For those who weren’t born yet, here in America, we had the same air raid drills, food rationing and other inconveniences due to WWII, but we suffered very little compared to England.¬† Sitting in our comfortable living rooms, we heard of the indiscriminate German bombing raids on the radio, read the newspapers, and saw the destruction of cities via movie newsreels. However, our men were also risking their lives fighting Hitler and the Japanese. The factories were rolling out planes, ships, tanks and other war supplies day and night, and the home front’s unified spirit to win this war was as strong as it was in England. Nothing like this patriotism called “The War Effort” was ever witnessed by the generations of Americans that followed. After WWII, our half-hearted, foreign wars that were fought “,,,in our interest,” dragged on for years, and became dispirited efforts. For this reason alone, “And a Nightingale Sang” at Westport Country Playhouse is a vivid, human experience for today’s audiences.

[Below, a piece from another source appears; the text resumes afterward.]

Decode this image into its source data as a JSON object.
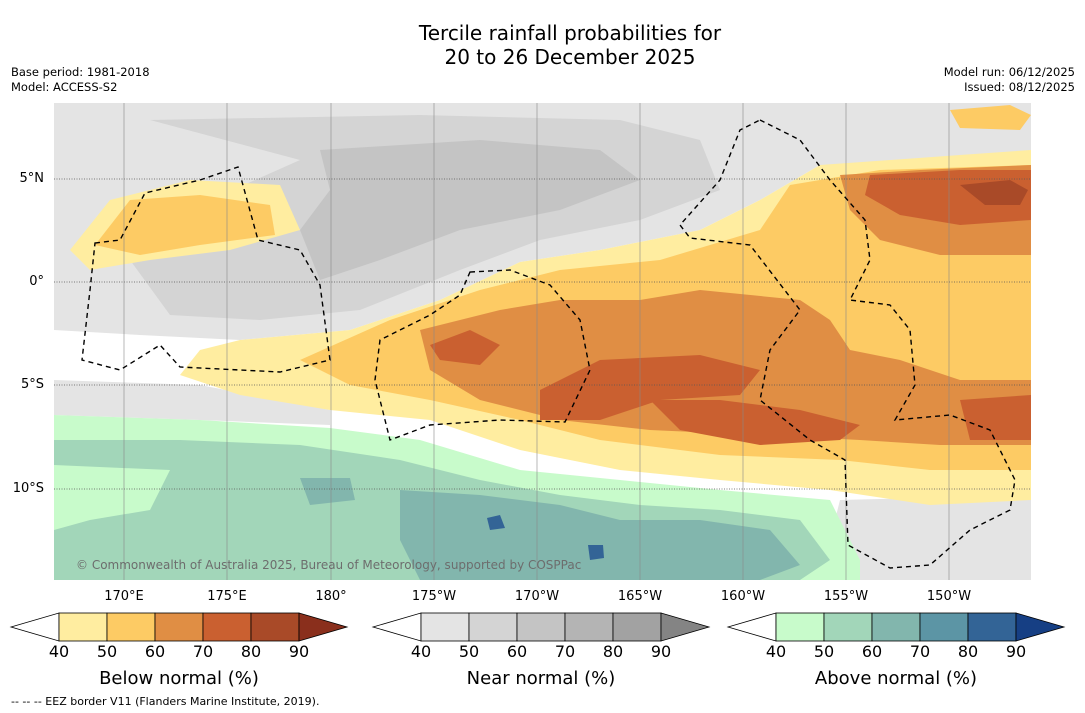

In describing the plot, the ancient English saying, “...it’s like carrying coals to Newcastle” comes to mind -- which means, if there is a plot it’s rather “pointless.” If the saying puzzles you, it came about because Newcastle was known to have enough coal of its own. Likewise, there is nothing unusual about the plot except the period it is set in. It’s like an “All in the Family” sit-com. There are some tender moments, some wise and funny observances, two romances, plus a dead dog that needs to be buried. No other significant events take place, and like the ongoing serial, “Love of Life,” nothing is earth shattering. The story continues on and on and the family remains more or less as before.

It is the entire cast, under the direction of David Kennedy, that is most remarkable.¬†Brenda Meaney is the resigned, spinster daughter, Helen. Her skilled acting smoothly transitions from narrator to actress. She also plays the advisor to her younger, insecure sister, Joyce (Jenny Leona). John Skelley plays Joyce’s soldier husband, and together, the couple makes a great, dancing pair. Handsome soldier Norman (Matthew Greer) is attracted to Helen but he holds a secret. The very religious, Catholic mother, Deirdre Madigan, frowns on this out-of-wedlock relationship with good reason. The boisterous, piano-playing father, later turned Communist, is Sean Cullen. Music is his way of keeping up morale, and his rich voice singing WWII British and American popular songs adds a special touch. Richard Kline is the down to earth, WWI grandpa who nurtures animals and steals the show with his shocking, outlandish remarks. You can almost hear the playwright speaking cynically here.

The scenery is a puzzle. The brick wall background looks as if the family is living in an abandoned factory. It’s difficult to know where the living spaces and the indoor and outdoor site lines are. We have one, single bed against the center of the brick wall and an adjoining kitchen area. Either we should accept that everyone takes turns sleeping in one bed, or, we have to assume there are other bedrooms in the unit for various family members -- but no doors lead to them. All entrances and exits are from the wings. When the victory lights are hung on the clothesline, we are not sure if the line is indoors or in the yard. We are also wondering what the yellow structure behind and above the brick wall represents? The bombing sounds and flashing lights add tense realism to the scene and except for Helen’s uneven hemline, the women’s period clothing was fine.

While I had trouble hearing all the words and getting used to the dialect, Elizabeth Smith should be complimented for a very difficult task. I believe I detected a combination of Irish, Scottish, and maybe a bit of Welsh -- typical dialects of the coal miners who settled in this area of England.

You should see “And a Nightingale Sang” for its good acting and historic value.